Graeme Colley, director of technical and professional standards with the Self Managed Super Fund Professionals Association of Australia, pointed out that of the $495 billion invested by SMSFs, only 3.4 per cent was invested in residential property.
He further said: "In addition, gearing is not the issue its critics allege. According to ATO statistics, geared property in SMSFs makes up less than one half of 1 per cent of their total investments."
Rather than blaming the SMSF sector for possible price bubbles in real estate, the government and regulators should be concentrating on the sectors that are causing the problem, property developers, commission-driven advisers, and finance companies funding the property purchases.
Frequently Asked Questions about this Article…

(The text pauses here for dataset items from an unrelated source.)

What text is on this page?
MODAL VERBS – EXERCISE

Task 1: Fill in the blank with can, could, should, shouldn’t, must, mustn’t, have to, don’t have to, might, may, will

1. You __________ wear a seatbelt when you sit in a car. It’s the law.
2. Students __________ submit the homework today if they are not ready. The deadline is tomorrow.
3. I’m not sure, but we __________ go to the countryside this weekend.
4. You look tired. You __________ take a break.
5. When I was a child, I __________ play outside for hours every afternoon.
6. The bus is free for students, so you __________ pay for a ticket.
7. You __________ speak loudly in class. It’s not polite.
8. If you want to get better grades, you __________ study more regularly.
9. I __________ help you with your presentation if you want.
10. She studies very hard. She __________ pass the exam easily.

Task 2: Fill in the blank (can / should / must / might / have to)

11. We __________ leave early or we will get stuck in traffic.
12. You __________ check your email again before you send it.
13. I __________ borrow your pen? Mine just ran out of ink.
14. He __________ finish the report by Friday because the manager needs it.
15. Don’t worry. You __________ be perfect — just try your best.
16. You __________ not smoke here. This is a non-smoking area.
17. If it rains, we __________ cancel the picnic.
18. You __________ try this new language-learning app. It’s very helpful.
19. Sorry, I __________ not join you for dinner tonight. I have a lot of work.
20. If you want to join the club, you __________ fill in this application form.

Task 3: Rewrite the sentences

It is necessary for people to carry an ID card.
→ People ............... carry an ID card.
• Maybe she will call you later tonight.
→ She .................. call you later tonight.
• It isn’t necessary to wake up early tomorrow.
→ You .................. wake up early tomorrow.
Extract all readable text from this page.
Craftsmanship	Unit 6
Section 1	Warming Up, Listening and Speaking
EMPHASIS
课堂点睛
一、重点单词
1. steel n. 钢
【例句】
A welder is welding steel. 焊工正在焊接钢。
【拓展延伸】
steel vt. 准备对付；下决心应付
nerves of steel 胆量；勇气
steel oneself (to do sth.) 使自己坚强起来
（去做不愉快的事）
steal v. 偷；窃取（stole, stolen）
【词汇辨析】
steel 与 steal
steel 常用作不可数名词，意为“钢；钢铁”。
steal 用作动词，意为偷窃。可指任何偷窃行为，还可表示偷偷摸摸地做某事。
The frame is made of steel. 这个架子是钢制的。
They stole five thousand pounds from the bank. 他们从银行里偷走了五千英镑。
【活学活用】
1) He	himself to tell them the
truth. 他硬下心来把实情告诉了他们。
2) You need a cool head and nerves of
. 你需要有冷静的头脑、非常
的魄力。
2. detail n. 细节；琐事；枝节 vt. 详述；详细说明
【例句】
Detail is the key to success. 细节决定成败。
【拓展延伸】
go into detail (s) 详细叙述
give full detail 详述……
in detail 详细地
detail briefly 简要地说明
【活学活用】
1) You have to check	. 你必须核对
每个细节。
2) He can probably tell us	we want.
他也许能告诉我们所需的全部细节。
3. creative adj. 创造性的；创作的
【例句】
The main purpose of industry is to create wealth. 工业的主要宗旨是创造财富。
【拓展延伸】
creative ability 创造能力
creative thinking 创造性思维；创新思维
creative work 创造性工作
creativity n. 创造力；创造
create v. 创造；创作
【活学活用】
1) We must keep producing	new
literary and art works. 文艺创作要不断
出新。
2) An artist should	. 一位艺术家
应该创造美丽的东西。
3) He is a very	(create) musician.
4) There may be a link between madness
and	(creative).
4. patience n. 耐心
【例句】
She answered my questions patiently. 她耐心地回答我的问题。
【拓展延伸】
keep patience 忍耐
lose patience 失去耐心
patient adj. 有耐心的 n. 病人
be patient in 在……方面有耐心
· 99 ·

Regulators have raised concerns that some SMSFs may have an unfair advantage over other super funds, that advice to set up SMSFs can be poor, and that SMSF borrowing to buy property could contribute to real‑estate overheating. ASIC has published reports into SMSF advice quality and costs, while the Reserve Bank flagged risks from increased gearing in property.
According to actuarial research cited by ASIC, SMSFs with less than $100,000 in assets tend to be more costly than industry and commercial funds. SMSFs with $100,000–$200,000 are only competitive against the more expensive commercial funds. The research also notes administration costs can be lower when members are in pension phase.

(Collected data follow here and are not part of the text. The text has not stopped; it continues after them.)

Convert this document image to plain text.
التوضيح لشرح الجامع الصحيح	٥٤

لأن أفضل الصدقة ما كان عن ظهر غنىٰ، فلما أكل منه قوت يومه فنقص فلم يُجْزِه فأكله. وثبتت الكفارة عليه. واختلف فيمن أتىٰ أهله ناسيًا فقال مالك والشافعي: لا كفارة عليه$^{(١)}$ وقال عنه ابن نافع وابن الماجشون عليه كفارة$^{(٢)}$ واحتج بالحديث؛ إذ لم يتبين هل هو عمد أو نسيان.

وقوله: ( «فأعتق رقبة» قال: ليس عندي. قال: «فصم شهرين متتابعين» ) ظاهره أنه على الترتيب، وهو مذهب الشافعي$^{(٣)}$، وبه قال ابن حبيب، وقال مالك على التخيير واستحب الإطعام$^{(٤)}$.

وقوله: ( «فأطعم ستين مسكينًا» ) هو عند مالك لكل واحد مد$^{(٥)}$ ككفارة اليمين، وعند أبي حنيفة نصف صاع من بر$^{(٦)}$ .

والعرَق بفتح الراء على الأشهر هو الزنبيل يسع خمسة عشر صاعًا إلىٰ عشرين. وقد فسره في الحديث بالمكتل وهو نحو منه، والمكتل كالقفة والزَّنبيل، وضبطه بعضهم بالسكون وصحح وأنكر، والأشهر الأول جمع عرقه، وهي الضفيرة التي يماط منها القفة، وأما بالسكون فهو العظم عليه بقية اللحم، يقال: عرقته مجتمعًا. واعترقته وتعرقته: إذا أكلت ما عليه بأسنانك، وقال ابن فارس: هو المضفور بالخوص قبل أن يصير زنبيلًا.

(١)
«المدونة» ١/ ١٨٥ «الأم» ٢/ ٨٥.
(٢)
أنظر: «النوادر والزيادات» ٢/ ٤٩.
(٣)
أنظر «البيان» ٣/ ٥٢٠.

ASIC’s review found that 28% of 100 SMSF advice files were judged poor. For comparison, a 2012 ASIC shadow shop into general financial advice found about 39% of general advice was poor, so SMSF advice performed better than the broader sample but still showed significant failings.
Regulators including the RBA have expressed concern that SMSF borrowing could add pressure to the property market. However, industry data cited in the article shows SMSFs hold $495 billion in assets with only 3.4% invested in residential property, and ATO figures quoted by industry representatives indicate geared property in SMSFs is less than 0.5% of their total investments—suggesting SMSFs are a small part of the picture.
The article notes that Senator Arthur Sinodinos raised the possibility of changing SMSF borrowing rules, arguing SMSFs might have an unfair advantage. That comment prompted discussion, but the article does not report any confirmed legislative changes—only that the idea was raised by the minister.
The article suggests regulators and government should concentrate on sectors more directly linked to property market problems: property developers, commission‑driven advisers, and finance companies that fund property purchases, rather than blaming SMSFs as the primary cause.
Based on the article, investors should consider whether the SMSF’s administration costs are sensible for their asset level (SMSFs under $100k are often more costly), the quality of financial advice they receive (ASIC found a notable share of poor advice), and the risks of gearing into property given regulator concerns about borrowing.
The article cites $495 billion invested by SMSFs in total, and says only 3.4% of that amount is invested in residential property, according to figures referenced by SMSF industry representatives.